EducationFest… Reflections for me as subject leader
As a regular attender of #EducationFest, I know that I will
leave every year feeling re-energised and inspired, but more importantly,
informed. As we know though, a one off
conference does not lead to change in performance and so an important part of
ensuring that this incredible CPD has an impact on my practice is to spend some
time reflecting on my top takeaways.
This year I have decided to write 3 mini blogs rather than
one big blog post, with each post focusing on a different area of my practice
and this one is about my learning as someone responsible for the curriculum and
assessment practices of a department.
For reasons that are irrelevant to this blog, next year I
will be deputy head and also subject leader for RE. I am pretty happy about that for two
reasons. Firstly, I only spent 18 months
as HoD before taking on a new role and it was one of my favourite roles. Secondly, because it is useful as senior leader to see my own leadership decisions
through a slightly different lens. It
was really interesting being at Education Fest and jumping between implication
for me the SLT and me the ML. These are
my top ML takeaways.
In Daisy Christodolou’s session, she talked us through life
after levels. If you are interested in
the bigger picture of her talk, check out my reflections of a senior leader
post because this is going to reflect on her recommendations for good
practice. She identified a number of strategies
that she feels are better than levels and these made good sense to me. Having read her book and blogs of people
influenced by her, I am already thinking about how to assess better and part of
my drive is workload. RE teachers often
have more classes than most teachers and the assessments (commonly defined as
marking) can be enough to break the most diligent of colleagues. More than that though is the concern that
staff are spending tremendous amounts of time on feedback which isn’t actually
changing or improving anything. A couple
of suggestions put forward in this talk could help my team in both of these
areas.
·
Use of multiple choice questions. Christodolou took her through an example of a
good/skilful multiple choice question and a less skilled question to
demonstrate the effectiveness of MCQs. A
carefully crafted question serves a number of purposes. It tells you whether the student has the
knowledge or not. It allows you to
access the knowledge of all the students rather than one or two. And if used well, it allows you to explore
and unpick reasons behind misconceptions.
This is something we need to use more frequently to inform our planning.
·
Use of ‘one page proforma’ or class marking. This is where, rather than writing in every
child’s book, your read every child’s book and make a note on one page of the general
trends observed in books. Notes might be
made in response to questions like ‘what were the main errors?’ ‘who struggled?’

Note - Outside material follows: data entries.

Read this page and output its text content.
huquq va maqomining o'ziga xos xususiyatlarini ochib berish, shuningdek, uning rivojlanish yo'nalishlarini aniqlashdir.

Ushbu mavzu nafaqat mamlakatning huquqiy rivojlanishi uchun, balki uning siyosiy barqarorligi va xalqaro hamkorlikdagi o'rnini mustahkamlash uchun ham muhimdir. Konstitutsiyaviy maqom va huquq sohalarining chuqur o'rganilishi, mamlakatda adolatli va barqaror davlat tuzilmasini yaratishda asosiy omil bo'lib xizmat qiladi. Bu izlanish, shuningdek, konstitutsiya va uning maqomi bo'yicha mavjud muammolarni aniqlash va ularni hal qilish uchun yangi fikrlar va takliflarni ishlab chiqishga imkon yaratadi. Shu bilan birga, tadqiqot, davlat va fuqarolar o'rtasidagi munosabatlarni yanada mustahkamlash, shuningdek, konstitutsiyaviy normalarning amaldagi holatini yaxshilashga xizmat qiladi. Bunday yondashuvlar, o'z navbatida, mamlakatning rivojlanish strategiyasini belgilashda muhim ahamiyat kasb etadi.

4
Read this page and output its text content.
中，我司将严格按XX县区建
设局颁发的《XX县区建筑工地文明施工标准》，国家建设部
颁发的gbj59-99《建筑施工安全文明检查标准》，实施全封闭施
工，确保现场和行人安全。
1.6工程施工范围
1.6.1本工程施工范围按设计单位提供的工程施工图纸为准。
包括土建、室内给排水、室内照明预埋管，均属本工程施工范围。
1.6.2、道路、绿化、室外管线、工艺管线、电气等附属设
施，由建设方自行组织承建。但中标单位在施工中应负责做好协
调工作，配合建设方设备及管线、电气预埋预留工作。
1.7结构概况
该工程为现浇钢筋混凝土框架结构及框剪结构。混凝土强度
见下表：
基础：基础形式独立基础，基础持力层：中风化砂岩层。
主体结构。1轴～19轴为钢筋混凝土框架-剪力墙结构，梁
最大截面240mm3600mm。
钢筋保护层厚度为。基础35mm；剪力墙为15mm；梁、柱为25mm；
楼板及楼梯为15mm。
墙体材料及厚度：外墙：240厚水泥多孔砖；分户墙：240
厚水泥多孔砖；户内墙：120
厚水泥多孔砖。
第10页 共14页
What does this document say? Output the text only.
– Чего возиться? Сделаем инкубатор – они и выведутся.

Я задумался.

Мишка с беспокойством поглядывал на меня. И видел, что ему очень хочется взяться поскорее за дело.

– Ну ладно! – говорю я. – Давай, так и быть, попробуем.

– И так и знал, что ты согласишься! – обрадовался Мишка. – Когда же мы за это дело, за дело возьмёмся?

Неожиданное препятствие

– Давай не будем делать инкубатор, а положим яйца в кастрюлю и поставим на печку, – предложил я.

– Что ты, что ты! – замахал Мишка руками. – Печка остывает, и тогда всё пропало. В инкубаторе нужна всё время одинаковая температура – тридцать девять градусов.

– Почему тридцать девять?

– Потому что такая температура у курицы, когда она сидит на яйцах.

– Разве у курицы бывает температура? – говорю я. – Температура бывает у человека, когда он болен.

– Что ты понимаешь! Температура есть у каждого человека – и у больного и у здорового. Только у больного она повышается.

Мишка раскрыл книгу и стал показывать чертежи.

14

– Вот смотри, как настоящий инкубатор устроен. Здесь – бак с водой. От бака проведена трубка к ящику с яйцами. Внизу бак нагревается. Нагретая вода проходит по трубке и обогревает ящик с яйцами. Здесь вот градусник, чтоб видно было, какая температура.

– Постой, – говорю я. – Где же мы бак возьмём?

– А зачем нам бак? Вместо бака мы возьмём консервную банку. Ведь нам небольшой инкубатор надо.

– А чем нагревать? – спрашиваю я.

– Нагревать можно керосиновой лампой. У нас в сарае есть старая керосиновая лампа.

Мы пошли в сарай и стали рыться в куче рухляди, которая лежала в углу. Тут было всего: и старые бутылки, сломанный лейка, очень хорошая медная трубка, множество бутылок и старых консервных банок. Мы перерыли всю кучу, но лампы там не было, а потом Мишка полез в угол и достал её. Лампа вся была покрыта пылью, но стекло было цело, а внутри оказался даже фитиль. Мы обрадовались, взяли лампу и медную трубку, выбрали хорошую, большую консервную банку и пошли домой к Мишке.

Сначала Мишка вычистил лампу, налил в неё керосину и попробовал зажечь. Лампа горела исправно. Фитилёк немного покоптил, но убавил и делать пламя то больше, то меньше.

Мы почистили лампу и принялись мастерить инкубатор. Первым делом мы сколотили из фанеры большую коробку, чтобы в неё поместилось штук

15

‘who did well?’ ‘whose work might I want o showcase next lesson?’. You then provide feedback to the whole class.
·
Use of scaled scores. Rather than focusing on grades/levels which
do not give a true reflection of where students are working, focus on points
and scores.
·
Comparative judgement. I have had a little play with this thanks to
Dawn Cox and I quite liked it. Instead
of reading an essay, comparing it to descriptors and giving it a grade, you
compare essays against essays. You
simply read two essays and decide which is better. As you feed this information into a computer,
the computer can then do all the thinking through clever algorithm stuff and
generate grades. I think this could be a
really useful process for standardising judgements within the department. We might not all agree that essay A deserves 10
out of 12 but can we agree that it is weaker than essay B and stronger than
essay C?
I think I need to write a separate post on the curriculum
implications that came out of the talks. I can’t tell if the curriculum conversation
is becoming more dominant or if I just find it really interesting so went to
lots of talks on it. For me as RE lead
though, I am relieved to reflect that our decision to start from scratch at KS3
and to start from the point of the knowledge appears to be the general school
of thought. As Stuart Lock pointed out –
focus less on the how and more on the what.
What do children need to know? It
is the question we should all be asking ourselves. We have started this conversation and will
continue to do so. I also loved hearing Amanda Spielman discussing the importance of a rich and diverse KS3 curriculum rather than a narrow or GCSE focused programme. So we need to think about the what. And the what needs to prepare students for life, for further study and should also ignite a passion for learning in our subject.
So my big focus as subject leader? Curriculum and assessment. And I like it.